Dr. Mark Chavez, a San Diego physician who admitted supplying ketamine tied to actor Matthew Perry’s death, will serve his punishment at home instead of in a federal prison. On Tuesday, U.S. District Judge Sherilyn Peace Garnett sentenced Chavez to eight months of home confinement, three years of supervised release, and 300 hours of community service. He is the second defendant sentenced in the wide-ranging federal investigation that followed Perry’s October 2023 death. Prosecutors say Chavez obtained controlled ketamine through fraudulent prescriptions and passed it to another physician who treated Perry, and Chavez told the court he has surrendered his medical license and cooperated with investigators.
According to The Associated Press, Chavez pleaded guilty in October to one count of conspiracy to distribute ketamine and admitted obtaining vials and lozenges under false pretenses. Prosecutors had pushed for a tougher sentence, but, as the AP reports, pointed to his cooperation and early acceptance of responsibility when ultimately recommending a shorter term. Court filings state that Chavez purchased ketamine supplies that were later provided to Dr. Salvador Plasencia, who treated Perry at the actor’s Los Angeles home.
What Prosecutors Say Chavez Did
The Los Angeles Times reports that Chavez obtained 22 five-milliliter vials of ketamine and multiple ketamine lozenges from wholesale distributors using fraudulent documentation, then supplied them to Plasencia and others. Prosecutors told the court that this conduct amounted to a serious breach of medical trust. An assistant U.S. attorney said that, as doctors, their conduct was “egregious,” and emphasized that Chavez never personally treated Perry. Chavez’s attorneys countered that he has cooperated with authorities and taken remedial steps, including surrendering his medical license.

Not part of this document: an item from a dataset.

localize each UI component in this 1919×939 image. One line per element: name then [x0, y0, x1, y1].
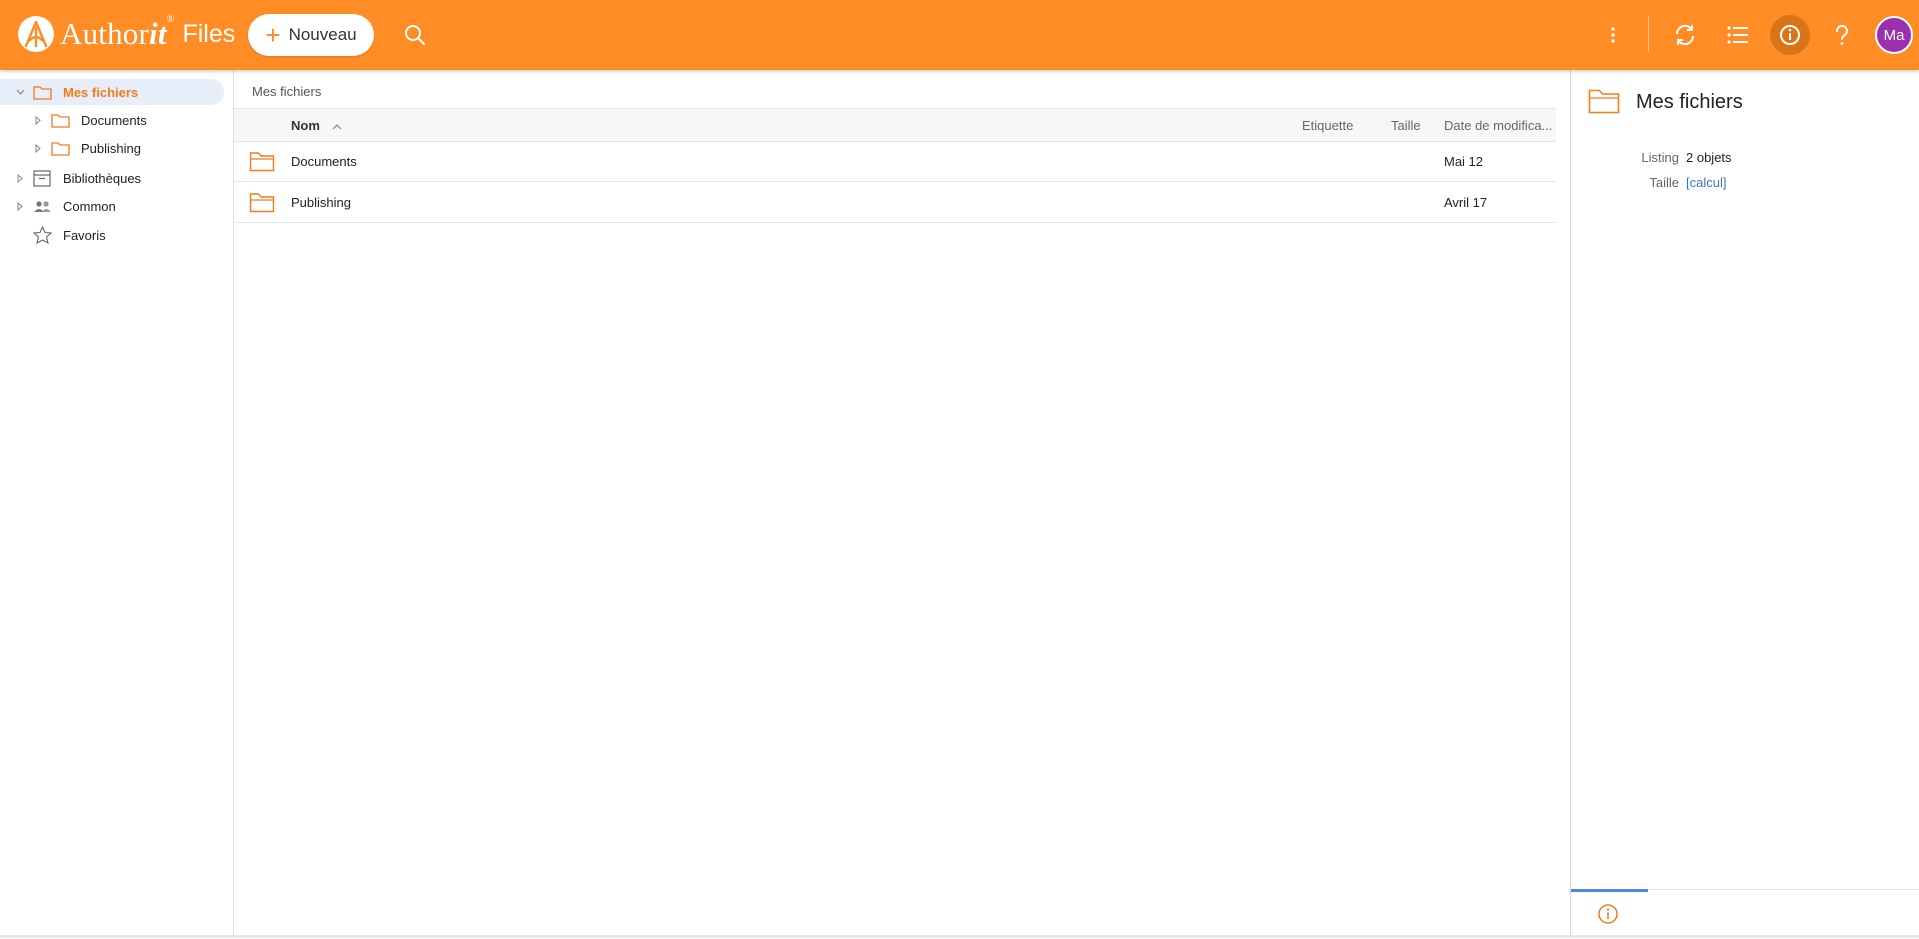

Other Sentences and Defendants
Earlier this month, another physician, Dr. Salvador Plasencia, was sentenced to about 30 months in federal prison after admitting he supplied ketamine directly to Perry, according to CBS Los Angeles. Local coverage describes emotional victim-impact statements from Perry’s family at Plasencia’s hearing and notes that several other defendants, including Perry’s assistant Kenneth Iwamasa and a supplier identified in court filings as Jasveen Sangha, have pleaded guilty and are awaiting sentencing in the coming weeks and months. Prosecutors say text messages and transaction records uncovered during the probe reveal a profit-driven chain of suppliers and middlemen.
Autopsy Findings That Drove the Probe
The County of Los Angeles Department of Medical Examiner determined that Perry’s cause of death was the “acute effects of ketamine,” with drowning, coronary artery disease and the effects of buprenorphine listed as contributing factors. In a December 2023 release, the medical examiner noted that the ketamine levels in Perry’s system were high enough to be consistent with anesthetic doses and could not have come from a supervised infusion he received weeks earlier. That conclusion helped steer federal investigators toward the question of how Perry obtained the drug in the days leading up to his death.
Legal Implications and Next Steps
Legal observers say the case underscores the thorny decisions judges face at sentencing, including how to weigh cooperation and remorse against the harm caused and how to keep punishments proportional across defendants who played different roles. The Associated Press reports that several plea deals are still being finalized and that judges will be looking closely at factors such as the level of cooperation, the defendants’ medical training and the fatal outcome of the conduct. Hearings scheduled for early 2026 are expected to determine whether the sentences line up across what federal agents describe as a network of suppliers who exploited a vulnerable patient.
For many in Los Angeles, Tuesday’s sentence is the latest chapter in a case that has put off-label ketamine treatment, oversight gaps in prescribing and the messy overlap of addiction and medicine under a harsh spotlight. Federal officials say the investigation is ongoing, with more courtroom drama likely in the months ahead.